Genau ein Jahr nach der Bundestagswahl entschuldigt sich die Bundeskanzlerin beim deutschen Volk: Sie habe zu wenig auf die Akzeptanz in der Bevölkerung geachtet, gesteht Angela Merkel. Die Kanzlerin bezieht sich in ihrem Statement zwar auf die Wegbeförderung des bisherigen Verfassungsschutzpräsidenten Hans-Georg Maaßen im Zuge der Chemnitz-Affäre, könnte aber genauso gut auch die Neuauflage der Großen Koalition meinen, die sich ein halbes Jahr nach ihrer mühsamen Wiederbelebung von einer internen Krise zur nächsten schleppt. "Verstehen die Bürger diese Regierung noch?", will Frank Plasberg in "Hart aber fair" deshalb am Montagabend wissen.

Zur Bestandsaufnahme hat der Moderator den Regierende Bürgermeister Berlins Michael Müller von der SPD, den Staatssekretär im Innenministerium Stephan Mayer von der CSU, den AfD-Bundessprecher Jörg Meuthen, die Linken-Fraktionsvorsitzende Sahra Wagenknecht sowie den Politikwissenschaftsprofessor Karl-Rudolf Korte ins Studio gebeten.

"Maaßen hätte entlassen werden müssen"


Bereits der Einspielfilm, in dem Dortmunder Passanten dieselbe Frage wie den Studiogästen gestellt wird, legt nahe, dass ein Großteil der Bevölkerung schon lange nicht mehr nachvollziehen kann, was da in Berlin eigentlich gespielt wird.
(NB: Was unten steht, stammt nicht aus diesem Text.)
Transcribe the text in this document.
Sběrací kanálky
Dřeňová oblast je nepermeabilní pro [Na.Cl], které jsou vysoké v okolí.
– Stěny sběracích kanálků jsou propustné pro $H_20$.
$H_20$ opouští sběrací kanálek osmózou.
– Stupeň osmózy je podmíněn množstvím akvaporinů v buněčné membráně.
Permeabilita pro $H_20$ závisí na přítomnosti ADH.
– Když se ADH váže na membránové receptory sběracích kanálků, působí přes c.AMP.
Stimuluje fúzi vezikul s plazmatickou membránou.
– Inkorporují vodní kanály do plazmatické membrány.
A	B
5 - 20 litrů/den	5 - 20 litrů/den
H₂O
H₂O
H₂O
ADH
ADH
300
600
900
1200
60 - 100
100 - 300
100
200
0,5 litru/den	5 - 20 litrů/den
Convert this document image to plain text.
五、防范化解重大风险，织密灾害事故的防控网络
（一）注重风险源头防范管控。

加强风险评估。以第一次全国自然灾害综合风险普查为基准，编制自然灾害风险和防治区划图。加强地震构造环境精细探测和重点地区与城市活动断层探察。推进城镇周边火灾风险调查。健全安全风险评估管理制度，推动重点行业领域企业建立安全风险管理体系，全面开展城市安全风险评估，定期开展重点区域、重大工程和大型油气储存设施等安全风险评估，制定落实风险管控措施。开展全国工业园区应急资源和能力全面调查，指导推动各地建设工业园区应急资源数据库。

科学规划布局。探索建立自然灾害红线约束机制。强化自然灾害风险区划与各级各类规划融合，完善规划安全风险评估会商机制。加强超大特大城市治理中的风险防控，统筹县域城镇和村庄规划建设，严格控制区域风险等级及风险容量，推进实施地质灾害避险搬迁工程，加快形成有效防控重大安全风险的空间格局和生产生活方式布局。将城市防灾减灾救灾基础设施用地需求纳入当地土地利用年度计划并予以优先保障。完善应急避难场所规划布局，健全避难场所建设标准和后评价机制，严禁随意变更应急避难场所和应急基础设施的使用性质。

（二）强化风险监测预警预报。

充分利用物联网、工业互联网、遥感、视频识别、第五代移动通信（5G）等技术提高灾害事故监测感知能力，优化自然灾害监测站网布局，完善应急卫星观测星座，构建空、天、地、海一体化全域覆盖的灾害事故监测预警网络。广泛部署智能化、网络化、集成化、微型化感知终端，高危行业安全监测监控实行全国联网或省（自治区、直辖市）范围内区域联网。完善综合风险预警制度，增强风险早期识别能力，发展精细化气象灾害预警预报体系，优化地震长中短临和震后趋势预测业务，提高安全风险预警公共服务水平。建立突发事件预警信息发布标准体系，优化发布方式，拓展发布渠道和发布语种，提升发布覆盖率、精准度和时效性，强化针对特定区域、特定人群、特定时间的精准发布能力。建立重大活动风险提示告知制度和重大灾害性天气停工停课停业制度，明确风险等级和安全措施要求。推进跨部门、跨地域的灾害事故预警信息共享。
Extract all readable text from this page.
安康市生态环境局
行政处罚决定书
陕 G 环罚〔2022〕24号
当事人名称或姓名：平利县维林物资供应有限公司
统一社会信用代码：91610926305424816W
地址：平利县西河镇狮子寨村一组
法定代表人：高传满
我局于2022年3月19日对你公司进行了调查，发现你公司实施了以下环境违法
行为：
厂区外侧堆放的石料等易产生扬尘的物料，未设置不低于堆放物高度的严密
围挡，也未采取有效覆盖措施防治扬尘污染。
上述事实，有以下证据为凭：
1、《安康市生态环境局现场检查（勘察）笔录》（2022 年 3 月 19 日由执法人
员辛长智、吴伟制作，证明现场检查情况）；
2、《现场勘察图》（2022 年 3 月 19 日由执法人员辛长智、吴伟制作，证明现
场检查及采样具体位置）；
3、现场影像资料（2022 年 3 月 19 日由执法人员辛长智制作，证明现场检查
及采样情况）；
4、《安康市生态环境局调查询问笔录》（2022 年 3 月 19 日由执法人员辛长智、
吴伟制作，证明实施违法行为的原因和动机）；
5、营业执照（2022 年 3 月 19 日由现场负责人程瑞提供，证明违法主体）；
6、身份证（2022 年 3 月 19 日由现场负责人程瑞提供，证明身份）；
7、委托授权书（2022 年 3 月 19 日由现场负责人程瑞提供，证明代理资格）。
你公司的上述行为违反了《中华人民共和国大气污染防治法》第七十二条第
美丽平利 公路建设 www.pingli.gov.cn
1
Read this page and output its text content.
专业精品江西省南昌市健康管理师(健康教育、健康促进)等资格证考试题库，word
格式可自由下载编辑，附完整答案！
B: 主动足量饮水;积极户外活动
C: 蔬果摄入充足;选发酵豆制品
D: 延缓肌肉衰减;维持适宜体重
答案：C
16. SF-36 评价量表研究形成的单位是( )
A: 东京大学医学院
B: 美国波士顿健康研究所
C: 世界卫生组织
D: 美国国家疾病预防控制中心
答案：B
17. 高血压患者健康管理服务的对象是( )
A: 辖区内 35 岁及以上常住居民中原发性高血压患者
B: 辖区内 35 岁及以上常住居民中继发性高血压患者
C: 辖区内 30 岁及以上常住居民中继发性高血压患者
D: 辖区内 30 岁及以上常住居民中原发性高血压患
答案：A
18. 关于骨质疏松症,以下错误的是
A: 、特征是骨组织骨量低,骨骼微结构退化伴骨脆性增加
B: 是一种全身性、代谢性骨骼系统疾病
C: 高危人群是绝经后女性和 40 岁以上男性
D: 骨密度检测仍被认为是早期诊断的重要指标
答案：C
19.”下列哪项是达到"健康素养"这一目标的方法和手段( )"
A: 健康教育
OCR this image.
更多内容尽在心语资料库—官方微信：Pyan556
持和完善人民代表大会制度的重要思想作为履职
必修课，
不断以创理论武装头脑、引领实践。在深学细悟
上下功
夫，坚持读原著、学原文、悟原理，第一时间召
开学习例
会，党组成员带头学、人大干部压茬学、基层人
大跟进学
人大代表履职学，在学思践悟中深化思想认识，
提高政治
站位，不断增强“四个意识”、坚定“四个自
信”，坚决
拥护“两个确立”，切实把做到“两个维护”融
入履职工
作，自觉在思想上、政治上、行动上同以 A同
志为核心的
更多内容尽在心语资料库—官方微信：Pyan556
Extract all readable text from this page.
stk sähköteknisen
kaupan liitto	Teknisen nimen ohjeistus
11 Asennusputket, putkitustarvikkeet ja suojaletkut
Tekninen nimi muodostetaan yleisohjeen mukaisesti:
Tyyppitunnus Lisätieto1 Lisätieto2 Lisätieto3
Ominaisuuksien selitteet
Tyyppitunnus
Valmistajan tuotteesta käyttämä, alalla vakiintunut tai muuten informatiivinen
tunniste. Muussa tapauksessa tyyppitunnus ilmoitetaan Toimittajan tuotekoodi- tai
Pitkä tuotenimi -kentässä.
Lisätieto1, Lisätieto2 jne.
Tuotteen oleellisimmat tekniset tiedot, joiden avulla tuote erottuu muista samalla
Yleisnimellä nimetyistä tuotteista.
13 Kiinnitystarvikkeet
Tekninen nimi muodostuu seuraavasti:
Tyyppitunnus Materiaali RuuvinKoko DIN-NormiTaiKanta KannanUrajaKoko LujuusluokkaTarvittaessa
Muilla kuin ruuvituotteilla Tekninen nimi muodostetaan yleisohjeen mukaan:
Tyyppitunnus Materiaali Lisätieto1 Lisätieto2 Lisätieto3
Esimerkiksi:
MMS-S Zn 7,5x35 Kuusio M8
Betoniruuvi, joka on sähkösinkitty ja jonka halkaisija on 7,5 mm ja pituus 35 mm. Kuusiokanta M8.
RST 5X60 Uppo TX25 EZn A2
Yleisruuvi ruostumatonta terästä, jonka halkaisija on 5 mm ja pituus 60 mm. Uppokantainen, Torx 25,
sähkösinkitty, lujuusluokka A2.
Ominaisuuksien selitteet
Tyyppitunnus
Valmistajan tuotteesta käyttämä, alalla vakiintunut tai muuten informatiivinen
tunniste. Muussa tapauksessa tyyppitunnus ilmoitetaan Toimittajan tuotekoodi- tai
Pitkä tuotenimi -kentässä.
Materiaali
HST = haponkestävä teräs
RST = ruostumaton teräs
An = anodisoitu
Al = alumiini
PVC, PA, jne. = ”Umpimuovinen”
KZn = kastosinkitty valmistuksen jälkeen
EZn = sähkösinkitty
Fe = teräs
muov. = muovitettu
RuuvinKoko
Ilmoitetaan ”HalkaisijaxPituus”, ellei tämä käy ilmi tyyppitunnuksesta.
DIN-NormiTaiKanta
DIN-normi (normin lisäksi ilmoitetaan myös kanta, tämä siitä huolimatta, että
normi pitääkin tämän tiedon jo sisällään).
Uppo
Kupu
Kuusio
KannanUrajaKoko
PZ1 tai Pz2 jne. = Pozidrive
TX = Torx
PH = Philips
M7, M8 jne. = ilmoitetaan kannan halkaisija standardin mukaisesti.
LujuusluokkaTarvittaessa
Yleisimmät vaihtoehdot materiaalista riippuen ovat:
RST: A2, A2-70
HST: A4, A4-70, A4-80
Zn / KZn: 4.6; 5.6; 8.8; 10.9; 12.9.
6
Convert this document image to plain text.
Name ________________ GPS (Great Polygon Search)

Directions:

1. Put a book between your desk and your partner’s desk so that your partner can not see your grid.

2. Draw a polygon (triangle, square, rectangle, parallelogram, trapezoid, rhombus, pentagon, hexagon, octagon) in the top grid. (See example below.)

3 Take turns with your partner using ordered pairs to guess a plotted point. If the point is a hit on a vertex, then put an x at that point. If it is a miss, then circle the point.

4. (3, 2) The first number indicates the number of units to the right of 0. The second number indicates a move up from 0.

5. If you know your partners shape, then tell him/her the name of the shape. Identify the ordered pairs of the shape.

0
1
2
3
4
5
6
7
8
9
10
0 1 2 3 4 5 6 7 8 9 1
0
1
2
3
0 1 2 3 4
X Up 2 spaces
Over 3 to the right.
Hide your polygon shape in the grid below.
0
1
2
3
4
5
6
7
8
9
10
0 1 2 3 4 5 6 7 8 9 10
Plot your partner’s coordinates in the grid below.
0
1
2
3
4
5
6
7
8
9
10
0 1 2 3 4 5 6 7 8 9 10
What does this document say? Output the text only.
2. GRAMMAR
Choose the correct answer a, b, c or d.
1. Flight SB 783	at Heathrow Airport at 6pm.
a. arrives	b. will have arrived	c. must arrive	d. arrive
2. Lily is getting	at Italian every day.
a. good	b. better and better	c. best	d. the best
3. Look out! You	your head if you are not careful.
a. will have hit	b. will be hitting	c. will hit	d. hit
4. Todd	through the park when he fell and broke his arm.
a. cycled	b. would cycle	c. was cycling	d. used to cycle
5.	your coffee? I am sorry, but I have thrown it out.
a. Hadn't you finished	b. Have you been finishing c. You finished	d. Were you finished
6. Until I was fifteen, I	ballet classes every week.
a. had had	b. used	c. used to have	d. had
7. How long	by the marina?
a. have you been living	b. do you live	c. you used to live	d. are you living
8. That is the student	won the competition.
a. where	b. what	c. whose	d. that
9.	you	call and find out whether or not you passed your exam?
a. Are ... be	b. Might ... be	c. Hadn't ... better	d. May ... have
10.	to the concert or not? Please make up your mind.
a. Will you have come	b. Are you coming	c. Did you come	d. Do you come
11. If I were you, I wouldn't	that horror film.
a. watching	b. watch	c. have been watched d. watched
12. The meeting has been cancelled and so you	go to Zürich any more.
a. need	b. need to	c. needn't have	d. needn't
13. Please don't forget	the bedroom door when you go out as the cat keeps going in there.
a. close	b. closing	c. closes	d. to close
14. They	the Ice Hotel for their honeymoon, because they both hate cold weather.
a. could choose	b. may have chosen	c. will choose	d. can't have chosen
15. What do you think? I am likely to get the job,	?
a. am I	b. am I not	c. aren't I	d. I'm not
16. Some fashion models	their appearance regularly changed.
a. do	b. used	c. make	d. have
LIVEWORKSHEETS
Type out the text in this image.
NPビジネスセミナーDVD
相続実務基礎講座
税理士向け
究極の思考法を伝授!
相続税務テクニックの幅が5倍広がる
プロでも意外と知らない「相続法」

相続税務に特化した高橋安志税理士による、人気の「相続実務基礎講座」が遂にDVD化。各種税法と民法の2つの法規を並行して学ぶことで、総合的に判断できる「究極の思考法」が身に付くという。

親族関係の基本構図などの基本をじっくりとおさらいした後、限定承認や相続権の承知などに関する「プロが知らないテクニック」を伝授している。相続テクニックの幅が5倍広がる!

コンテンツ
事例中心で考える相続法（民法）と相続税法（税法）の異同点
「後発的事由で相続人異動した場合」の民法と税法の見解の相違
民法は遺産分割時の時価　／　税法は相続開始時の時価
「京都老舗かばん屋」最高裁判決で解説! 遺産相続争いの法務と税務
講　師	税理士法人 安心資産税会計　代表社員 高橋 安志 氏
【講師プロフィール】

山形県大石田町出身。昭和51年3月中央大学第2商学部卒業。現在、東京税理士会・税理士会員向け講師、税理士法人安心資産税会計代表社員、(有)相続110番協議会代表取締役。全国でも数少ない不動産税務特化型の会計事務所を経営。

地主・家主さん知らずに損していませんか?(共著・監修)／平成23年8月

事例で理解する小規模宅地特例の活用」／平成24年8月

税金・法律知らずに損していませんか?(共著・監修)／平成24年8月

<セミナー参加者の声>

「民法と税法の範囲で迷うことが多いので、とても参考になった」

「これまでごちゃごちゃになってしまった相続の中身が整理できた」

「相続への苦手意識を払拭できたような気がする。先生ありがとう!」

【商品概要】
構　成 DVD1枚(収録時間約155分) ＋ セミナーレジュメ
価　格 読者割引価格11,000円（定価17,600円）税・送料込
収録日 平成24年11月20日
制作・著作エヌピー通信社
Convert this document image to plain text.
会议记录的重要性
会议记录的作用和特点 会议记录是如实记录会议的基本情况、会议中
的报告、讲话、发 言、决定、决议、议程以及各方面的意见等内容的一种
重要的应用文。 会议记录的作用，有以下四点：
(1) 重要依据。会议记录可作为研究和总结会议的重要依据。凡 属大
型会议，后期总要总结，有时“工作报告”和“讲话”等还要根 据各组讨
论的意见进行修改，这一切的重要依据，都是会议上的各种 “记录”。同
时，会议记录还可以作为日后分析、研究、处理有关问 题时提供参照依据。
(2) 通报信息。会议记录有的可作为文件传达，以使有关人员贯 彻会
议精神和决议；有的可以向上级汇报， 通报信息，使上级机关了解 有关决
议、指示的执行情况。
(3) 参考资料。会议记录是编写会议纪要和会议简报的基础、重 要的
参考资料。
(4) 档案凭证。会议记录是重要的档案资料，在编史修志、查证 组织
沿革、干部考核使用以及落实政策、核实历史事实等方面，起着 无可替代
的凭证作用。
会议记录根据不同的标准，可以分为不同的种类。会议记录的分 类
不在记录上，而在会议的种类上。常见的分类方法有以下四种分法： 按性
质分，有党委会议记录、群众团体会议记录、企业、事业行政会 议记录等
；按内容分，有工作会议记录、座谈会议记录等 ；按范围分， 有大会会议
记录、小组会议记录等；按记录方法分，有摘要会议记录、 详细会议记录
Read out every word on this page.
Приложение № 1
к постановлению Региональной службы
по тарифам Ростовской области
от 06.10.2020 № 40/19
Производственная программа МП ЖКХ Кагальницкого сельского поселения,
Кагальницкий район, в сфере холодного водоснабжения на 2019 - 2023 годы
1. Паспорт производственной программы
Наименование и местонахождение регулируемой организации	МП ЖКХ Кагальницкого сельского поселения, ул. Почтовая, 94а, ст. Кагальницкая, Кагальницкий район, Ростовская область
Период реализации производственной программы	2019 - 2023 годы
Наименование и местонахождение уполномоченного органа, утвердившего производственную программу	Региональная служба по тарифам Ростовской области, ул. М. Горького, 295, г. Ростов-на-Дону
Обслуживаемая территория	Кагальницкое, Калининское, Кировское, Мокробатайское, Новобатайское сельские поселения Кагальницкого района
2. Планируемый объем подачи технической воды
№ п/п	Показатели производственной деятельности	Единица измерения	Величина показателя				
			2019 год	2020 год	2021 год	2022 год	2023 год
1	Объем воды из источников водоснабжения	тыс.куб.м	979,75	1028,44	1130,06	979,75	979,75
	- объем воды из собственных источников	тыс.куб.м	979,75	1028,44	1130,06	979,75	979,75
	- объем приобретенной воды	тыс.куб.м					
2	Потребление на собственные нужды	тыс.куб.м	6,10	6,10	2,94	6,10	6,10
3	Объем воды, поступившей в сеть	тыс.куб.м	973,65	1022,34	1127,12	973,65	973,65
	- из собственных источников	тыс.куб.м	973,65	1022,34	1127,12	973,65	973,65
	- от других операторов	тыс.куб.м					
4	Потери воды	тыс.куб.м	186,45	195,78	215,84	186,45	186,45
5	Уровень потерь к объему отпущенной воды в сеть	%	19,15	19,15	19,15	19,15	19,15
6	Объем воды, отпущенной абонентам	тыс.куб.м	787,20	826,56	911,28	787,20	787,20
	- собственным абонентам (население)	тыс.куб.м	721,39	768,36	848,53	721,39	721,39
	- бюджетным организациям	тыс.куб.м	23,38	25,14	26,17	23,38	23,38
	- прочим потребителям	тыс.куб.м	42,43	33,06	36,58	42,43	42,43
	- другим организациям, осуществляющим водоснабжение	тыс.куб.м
Besonders deutlich wird das bei der Causa Maaßen: "Keiner kann nachvollziehen, was da in den letzten Wochen passiert ist", zeigt sich SPD-Mann Müller reumütig. "Uns selbst fällt es schwer, das zu verstehen. Und ganz klar: Herr Maaßen hätte entlassen werden müssen - ohne Wenn und Aber und ohne Anschlussverwendung."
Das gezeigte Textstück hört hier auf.